What I have learned about how I am taught the most successfully. Ie. how I have learned the most.  

Type 1:
The first type of teacher presents knowledge that I must know.

Type 2:
The second type of teacher finds out where I am at with my thinking and helps me progress to different stages.  

Obviously I think the second kind is better.  The system is even setup to allow for this to happen.  The teachers have been through what I am going through.  Teachers are essentially old students (or they should be).  The distinction between the two is much the same as between an extrovert and an introvert.  An extrovert explains all the steps to get to a conclusion.  The introvert thinks through the process and describes just the conclusion.  Just the conclusion won’t help me to figure out how things work, but the process will.  

Another little rant is that I think smart people shouldn’t be teachers; really stupid people should be teachers.  I think this because the really stupid people have to struggle with a concept and once they get it will be able to explain it in so many more ways because they had to go through a longer process to get it.  I am better than my sister at math and I tried to explain it to her and I couldn’t understand how come she couldn’t get it.  It was so clear to me.  If the person explaining it has gone through the fog and seen the light so to speak then he are in a much


Brustein has a worry that the “university is in danger of becoming the instrument of community hopes and aspirations rather than the repository of an already achieved culture.”  I think this is a real danger and I hope it comes to fruition.  I think a university, like a government, arises out of the people and should be for the benefit of the people.  It is only people who enjoy the distinction and respect that comes from being separate from the community that argue for “professionalism.”  This doesn’t mean that experts are non-existent, it just means that we should drop the positions of power and recognize knowledge for what it is.  Climate change is being documented in the North because of the Inuit hunter’s connection to the land and understanding of the ice.  This knowledge is more useful than satellite images.  So who is the expert?  Research and learning is about knowledge creation.  Knowledge has no value if it isn’t shared.  This supports the idea that knowledge is subjective.  My knowledge can grow and in that way it is created and new in me.  But that is a bit of a digression.  

As one of my professors rants, this is the problem with the social sciences. Social scientists have become irrelevant because their work is just for a small community of academics (it is shared within a small community so it has a small value).  If it were expanded to benefit all of society then the social sciences would have a better public perception.  

On the topic of inquiry Reason and Bradbury wrote, “Given the condition of our times, a primary purpose of human inquiry is not so much to search for truth but to heal, and above all to heal the alienation, the split that characterizes modern experience …To heal means to make whole: we can only understand our world as a whole if we are part of it; as soon as we attempt to stand outside, we divide and separate. In contrast, making whole necessarily implies participation: one characteristic of a participative worldview is that the individual person is restored to the circle of community and the human community to the context of the wider natural world. To make whole also means to make holy: another characteristic of a participatory worldview is that meaning and mystery are restored to human experience, so that the world is once again experienced as a sacred place.” (1994)

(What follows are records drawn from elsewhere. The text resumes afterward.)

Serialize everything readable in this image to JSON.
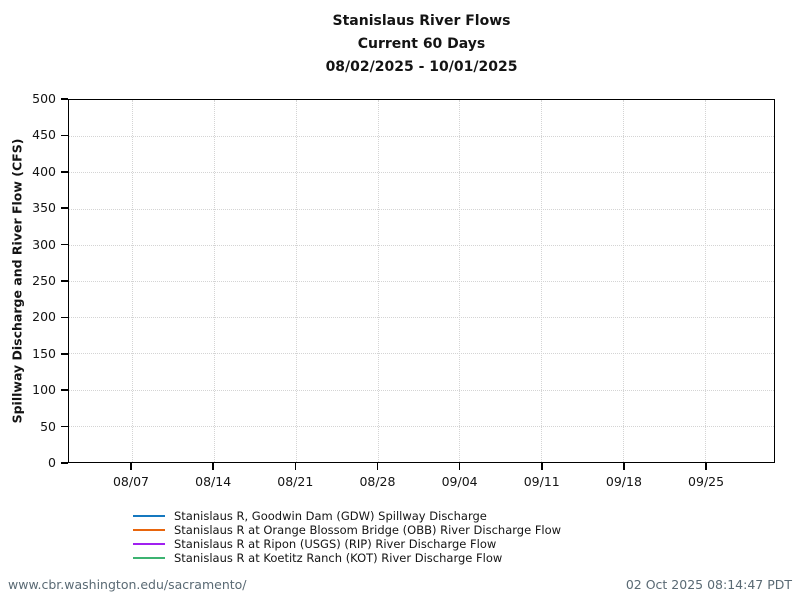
{
  "chart_data": {
    "type": "line",
    "title": "Stanislaus River Flows",
    "subtitle": "Current 60 Days",
    "date_range": "08/02/2025 - 10/01/2025",
    "ylabel": "Spillway Discharge and River Flow (CFS)",
    "ylim": [
      0,
      500
    ],
    "y_ticks": [
      0,
      50,
      100,
      150,
      200,
      250,
      300,
      350,
      400,
      450,
      500
    ],
    "x_tick_labels": [
      "08/07",
      "08/14",
      "08/21",
      "08/28",
      "09/04",
      "09/11",
      "09/18",
      "09/25"
    ],
    "x_range_start": "08/02/2025",
    "x_range_end": "10/01/2025",
    "grid": true,
    "legend_position": "bottom",
    "series": [
      {
        "name": "Stanislaus R, Goodwin Dam (GDW) Spillway Discharge",
        "color": "#1578bf",
        "values": []
      },
      {
        "name": "Stanislaus R at Orange Blossom Bridge (OBB) River Discharge Flow",
        "color": "#e8650c",
        "values": []
      },
      {
        "name": "Stanislaus R at Ripon (USGS) (RIP) River Discharge Flow",
        "color": "#a020f0",
        "values": []
      },
      {
        "name": "Stanislaus R at Koetitz Ranch (KOT) River Discharge Flow",
        "color": "#3cb371",
        "values": []
      }
    ]
  },
  "footer": {
    "url": "www.cbr.washington.edu/sacramento/",
    "timestamp": "02 Oct 2025 08:14:47 PDT"
  }
}
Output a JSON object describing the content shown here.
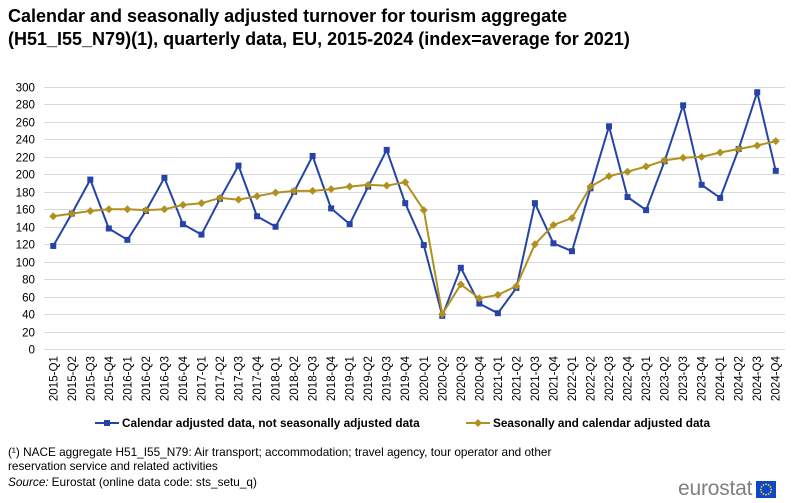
{
  "chart_data": {
    "type": "line",
    "title": [
      "Calendar and seasonally adjusted turnover for tourism aggregate",
      "(H51_I55_N79)(1), quarterly data, EU, 2015-2024 (index=average for 2021)"
    ],
    "x": [
      "2015-Q1",
      "2015-Q2",
      "2015-Q3",
      "2015-Q4",
      "2016-Q1",
      "2016-Q2",
      "2016-Q3",
      "2016-Q4",
      "2017-Q1",
      "2017-Q2",
      "2017-Q3",
      "2017-Q4",
      "2018-Q1",
      "2018-Q2",
      "2018-Q3",
      "2018-Q4",
      "2019-Q1",
      "2019-Q2",
      "2019-Q3",
      "2019-Q4",
      "2020-Q1",
      "2020-Q2",
      "2020-Q3",
      "2020-Q4",
      "2021-Q1",
      "2021-Q2",
      "2021-Q3",
      "2021-Q4",
      "2022-Q1",
      "2022-Q2",
      "2022-Q3",
      "2022-Q4",
      "2023-Q1",
      "2023-Q2",
      "2023-Q3",
      "2023-Q4",
      "2024-Q1",
      "2024-Q2",
      "2024-Q3",
      "2024-Q4"
    ],
    "ylim": [
      0,
      300
    ],
    "yticks": [
      0,
      20,
      40,
      60,
      80,
      100,
      120,
      140,
      160,
      180,
      200,
      220,
      240,
      260,
      280,
      300
    ],
    "grid": true,
    "legend": "bottom",
    "series": [
      {
        "name": "Calendar adjusted data, not seasonally adjusted data",
        "color": "#2644A7",
        "marker": "square",
        "values": [
          118,
          155,
          194,
          138,
          125,
          158,
          196,
          143,
          131,
          172,
          210,
          152,
          140,
          180,
          221,
          161,
          143,
          186,
          228,
          167,
          119,
          38,
          93,
          52,
          41,
          70,
          167,
          121,
          112,
          184,
          255,
          174,
          159,
          215,
          279,
          188,
          173,
          229,
          294,
          204
        ]
      },
      {
        "name": "Seasonally and calendar adjusted data",
        "color": "#B09120",
        "marker": "diamond",
        "values": [
          152,
          155,
          158,
          160,
          160,
          159,
          160,
          165,
          167,
          173,
          171,
          175,
          179,
          181,
          181,
          183,
          186,
          188,
          187,
          191,
          159,
          40,
          74,
          58,
          62,
          72,
          120,
          142,
          150,
          186,
          198,
          203,
          209,
          216,
          219,
          220,
          225,
          229,
          233,
          238
        ]
      }
    ]
  },
  "footnote": [
    "(¹) NACE aggregate H51_I55_N79: Air transport; accommodation; travel agency, tour operator and other",
    "reservation service and related activities"
  ],
  "source": {
    "label": "Source:",
    "text": "Eurostat (online data code: sts_setu_q)"
  },
  "logo": {
    "text": "eurostat",
    "icon": "eu-flag-icon",
    "flag_color": "#0E47CB",
    "star_color": "#FFDD00"
  }
}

Research and learning are about healing and becoming part of the world.  We can’t stand outside of the world and categorize all the parts that we learn about.  These parts exist in relationship to each other and to learn about those relationships we have to be a part of the experience of living because it is a dynamic process.  

What if professors taught by becoming part of the class and the class became an environment of inquiry?  Would it heal the split that has formed and created the student and teacher as nigger?  Would we be able to be free of the alienation?  

My first experience with a class that was free was ironically African Studies 500.  The professor facilitated discussion, and helped us to grow.  He became a part of the class and it was the most exhilarating experience of my educational career.  GNST 500 has taken it to a new level, it is trying to even change to format to one that heals the alienation between Dr. Glasberg and the class.  Brustein would be horrified by the corruption of the university.  My challenge to Brustein would be to apply his standards to this class.  I think he would be surprised to find that we have learned more and can do better at any exam he threw at us than a more traditional class.  I know this format has made me learn a lot more about the material and do a lot more work than any other class I have.